While perhaps this is hyperbole, especially if Jefferson himself did not believe in a literal heaven or literal hell, it nevertheless frames his position in some of the strongest terms available. He is declaring that if getting into heaven required blind subscription to the opinions of a group, he would prefer not to go to heaven at all (which is to say, he'd rather be damned, although it is more polite the way he chose to phrase it).

By choosing to use such phrasing, and to put it this way, Jefferson implicitly seems to be bringing up the undeniable fact that the promised reward of heaven, and the threatened eternal punishment of an afterlife spent forever in hell, was often used in his day as a means of bringing others to submit their opinions to the opinions promoted by some group -- and although times have changed in the two hundred-plus years since Jefferson's letter was written, such tactics are in some cases still used to this day. 

If the imagined reward of heaven or threat of hell are sufficient to get men and women to submit "the whole system of their opinions to the creed" of another party (and hence to renounce their status as "free and moral agents," in the areas where they no longer perform their own analysis but instead submit to the opinions given to them by another), then they can be seen to be a way of controlling men and women through their minds, and thus can be categorized as tools of mind control.

This previous post discusses the threat of eternal punishment in a literal hell as a form of mind control, as well as evidence that the scriptures which supposedly support the idea of a literal hell were never intended to be understood literally but that they are actually (like the rest of Biblical scripture and in fact like the rest of sacred myth the world over) describing celestial motions using celestial allegory.

Finally, it should probably be stated that, like everyone else, Thomas Jefferson had plenty of flaws and shortcomings and areas of his life which are open to justifiable criticism.
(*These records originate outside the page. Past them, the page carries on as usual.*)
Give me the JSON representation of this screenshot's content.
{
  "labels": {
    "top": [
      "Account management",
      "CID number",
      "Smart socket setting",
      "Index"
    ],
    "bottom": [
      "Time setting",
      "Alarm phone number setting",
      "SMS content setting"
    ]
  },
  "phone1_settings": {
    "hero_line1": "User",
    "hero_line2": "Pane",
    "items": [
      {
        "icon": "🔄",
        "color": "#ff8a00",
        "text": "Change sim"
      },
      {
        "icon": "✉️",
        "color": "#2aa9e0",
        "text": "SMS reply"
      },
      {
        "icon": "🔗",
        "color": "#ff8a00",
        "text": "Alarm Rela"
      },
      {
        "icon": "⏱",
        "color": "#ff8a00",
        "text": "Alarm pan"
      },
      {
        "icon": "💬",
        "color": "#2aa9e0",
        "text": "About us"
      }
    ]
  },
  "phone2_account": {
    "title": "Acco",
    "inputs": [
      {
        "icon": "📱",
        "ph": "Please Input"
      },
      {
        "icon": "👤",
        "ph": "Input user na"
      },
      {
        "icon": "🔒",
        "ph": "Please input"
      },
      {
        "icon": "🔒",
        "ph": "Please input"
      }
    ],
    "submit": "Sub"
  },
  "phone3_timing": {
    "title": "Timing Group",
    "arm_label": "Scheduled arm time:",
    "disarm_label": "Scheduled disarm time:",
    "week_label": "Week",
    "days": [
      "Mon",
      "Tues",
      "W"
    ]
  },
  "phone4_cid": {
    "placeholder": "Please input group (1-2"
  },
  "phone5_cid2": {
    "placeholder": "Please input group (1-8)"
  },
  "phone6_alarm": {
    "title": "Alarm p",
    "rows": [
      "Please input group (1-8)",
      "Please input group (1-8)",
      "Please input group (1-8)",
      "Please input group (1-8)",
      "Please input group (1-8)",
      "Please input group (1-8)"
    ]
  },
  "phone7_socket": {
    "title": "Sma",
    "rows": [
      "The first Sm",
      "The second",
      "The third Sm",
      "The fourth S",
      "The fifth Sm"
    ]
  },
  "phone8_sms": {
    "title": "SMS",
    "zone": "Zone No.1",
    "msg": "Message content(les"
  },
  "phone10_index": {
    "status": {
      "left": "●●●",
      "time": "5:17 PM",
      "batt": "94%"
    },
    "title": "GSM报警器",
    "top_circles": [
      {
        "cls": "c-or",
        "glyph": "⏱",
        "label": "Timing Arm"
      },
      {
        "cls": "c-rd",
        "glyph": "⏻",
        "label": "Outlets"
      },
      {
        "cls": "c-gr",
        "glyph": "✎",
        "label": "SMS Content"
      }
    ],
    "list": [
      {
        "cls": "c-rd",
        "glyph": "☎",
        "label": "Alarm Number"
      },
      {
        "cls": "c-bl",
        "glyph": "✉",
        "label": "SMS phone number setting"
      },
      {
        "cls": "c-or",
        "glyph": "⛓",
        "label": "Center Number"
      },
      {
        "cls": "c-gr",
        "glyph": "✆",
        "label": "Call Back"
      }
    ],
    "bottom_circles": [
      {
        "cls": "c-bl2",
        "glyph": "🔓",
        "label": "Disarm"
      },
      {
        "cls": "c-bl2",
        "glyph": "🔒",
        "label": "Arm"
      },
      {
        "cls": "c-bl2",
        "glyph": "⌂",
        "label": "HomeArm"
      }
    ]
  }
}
I believe it would be a mistake, however, to use such aspects of his life to discredit the many important ideas which he expressed on behalf of human freedom, including the excellent statements regarding critical analysis vs. mind control that we have been exploring here. 

If there were a Sherlock Holmes story in which some character arrived to warn the people not to uncritically accept the story offered by any group, including the group known as "the authorities," but instead to look closely at the evidence, then it would be folly to reject that character's good advice simply because that character also exhibited human flaws and failings, no matter how egregious those might be. 

In fact, those who wanted to shut such a character up might even seize on those flaws in order to tell people to ignore the advice -- but the fact remains that this advice could be very good, even if coming from a flawed source (and, in this material realm, we cannot afford to reject a hypothesis from someone just because he or she has human flaws, because every person we meet will have human flaws of some sort).  

The full text of Jefferson's letter to Francis Hopkinson from March 13, 1789 can be viewed in Jefferson's own handwriting, in an image format online here (go to images 1168 through 1171). A type-formatted edition of the same can also be found here. Along with the essay published by Immanuel Kant five years earlier, these writings call out to us across the distance now of more than two centuries, urging us to act as fully-responsible free moral agents, and not to relinquish our duty to reason for ourselves, lest in doing so we suffer self-imposed degradation and remain in a state of self-imposed immaturity or nonage, and leave ourselves open to being led like domestic cattle.